Paula recogió la fotografía de la mesa y la blandió delante de las narices de Locatelli.


—¿No esperará que nos quedemos tranquilamente sentados a esperar a que ese asesino aparezca, ¿verdad? Si es así, usted no está en sus cabales.


—El niño estará perfectamente protegido hasta que capturemos a Fedorovich —insistió el policía—. Es la única opción.


—No, no es la única —Paula dejó caer la foto y se volvió hacia Pedro—. Puedes llevarte a Sebastian a América.


—Señorita Chaves… —empezó Locatelli.


—Saca a Sebastian del barco esta noche —continuó ella—. Antes de que atraquemos en Palermo, contrataré un helicóptero para que venga a recogeros en el mar. Así Fedorovich no sabrá que te has llevado a Sebastian.


Pedro se la quedó mirando asombrado.


—¿Serías capaz de hacer eso?


—Sí. Cualquier cosa. Lo que fuera.


—Eso no funcionaría —objetó Locatelli—. Fedorovich acabaría enterándose.

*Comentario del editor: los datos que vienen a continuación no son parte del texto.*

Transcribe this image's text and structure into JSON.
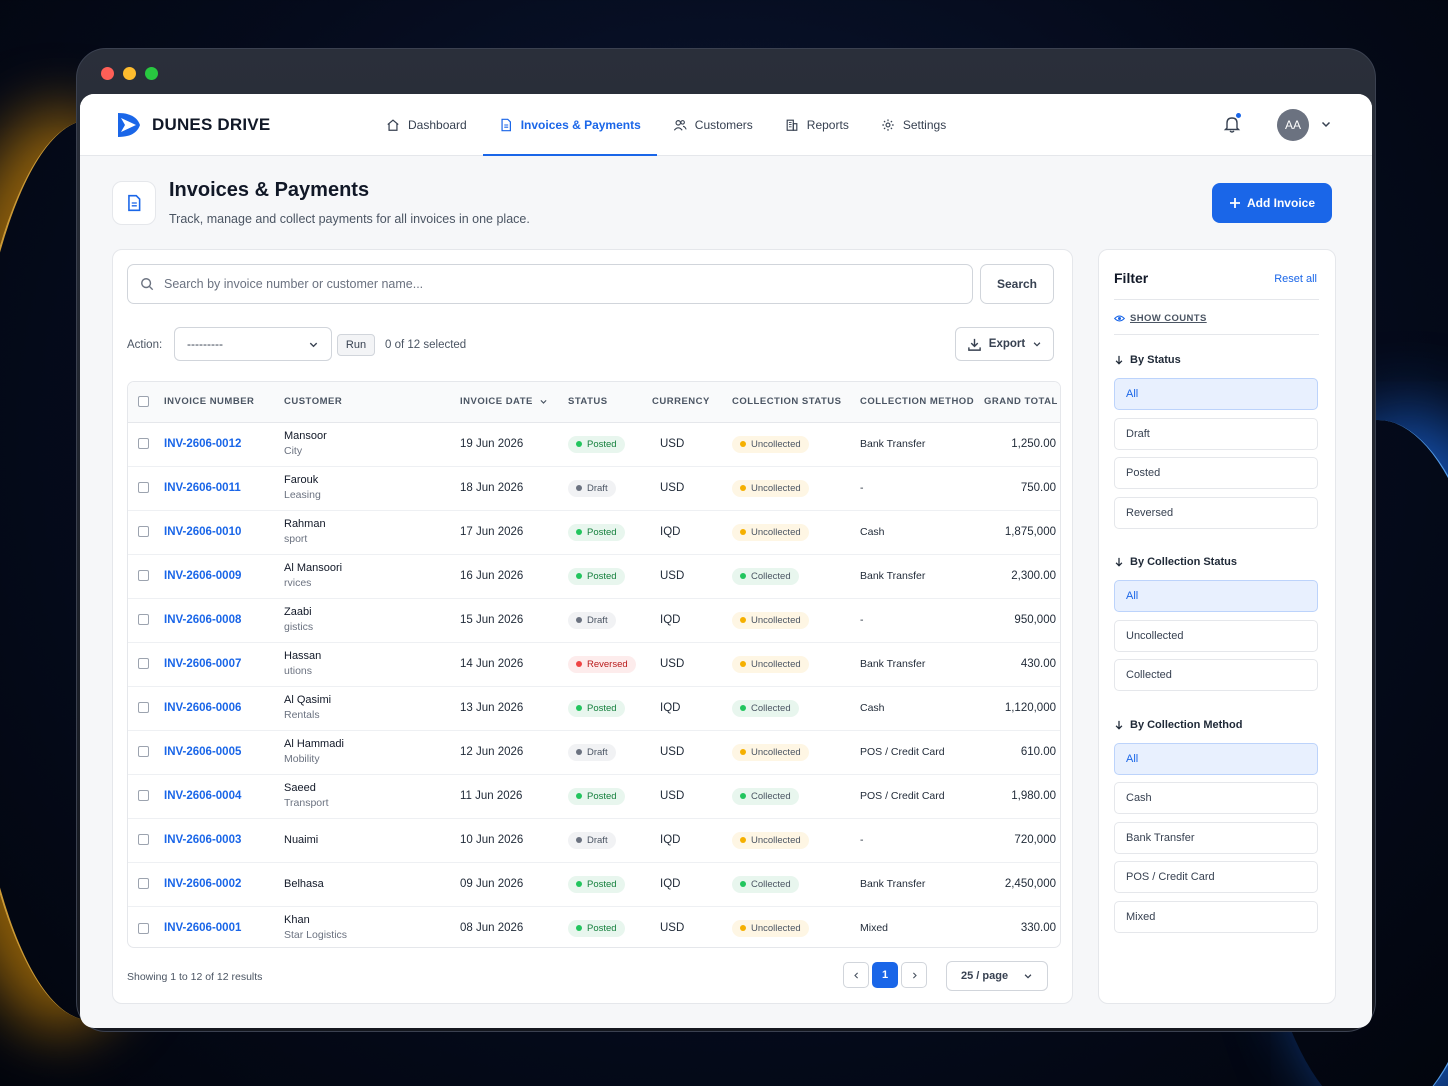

—Pero Sebastian estaría a salvo —Paula señaló el teléfono—. Mi abogado se encargará de los billetes de avión. Para cuando Fedorovich descubra que Sebastián no está en el barco, Pedro ya lo habrá puesto a salvo en Estados Unidos.


Terminó de pronunciar aquellas palabras con el corazón desgarrado. Una semana atrás, jamás habría podido imaginarse a sí misma diciendo algo así. Era justamente lo que se había propuesto evitar. Pero en aquel momento el asunto de la custodia era lo menos importante. La vida de Sebastian estaba en juego.


—Mi sobrino se quedará en Estados Unidos contigo —insistió, volviéndose de nuevo hacia Pedro—. Confío en que lo protegerás. Lo mantendremos alejado de ese asesino.


—Me temo que eso no será posible, señorita Chaves —dijo Locatelli—. Ilya Fedorovich ha actuado en más de una docena de países: por eso mismo empezó a buscarlo la Interpol. Según sus informaciones, las fronteras no son ningún obstáculo para el. Llevar el niño a Estados Unidos podría retrasar a Fedorovich, pero no disuadirlo. Ese hombre no renunciará tan fácilmente. Más tarde o más temprano, encontrará alguna manera de terminar su trabajo.



—¿Entonces qué podemos hacer?


—Colaborar con nosotros en detenerlo ahora.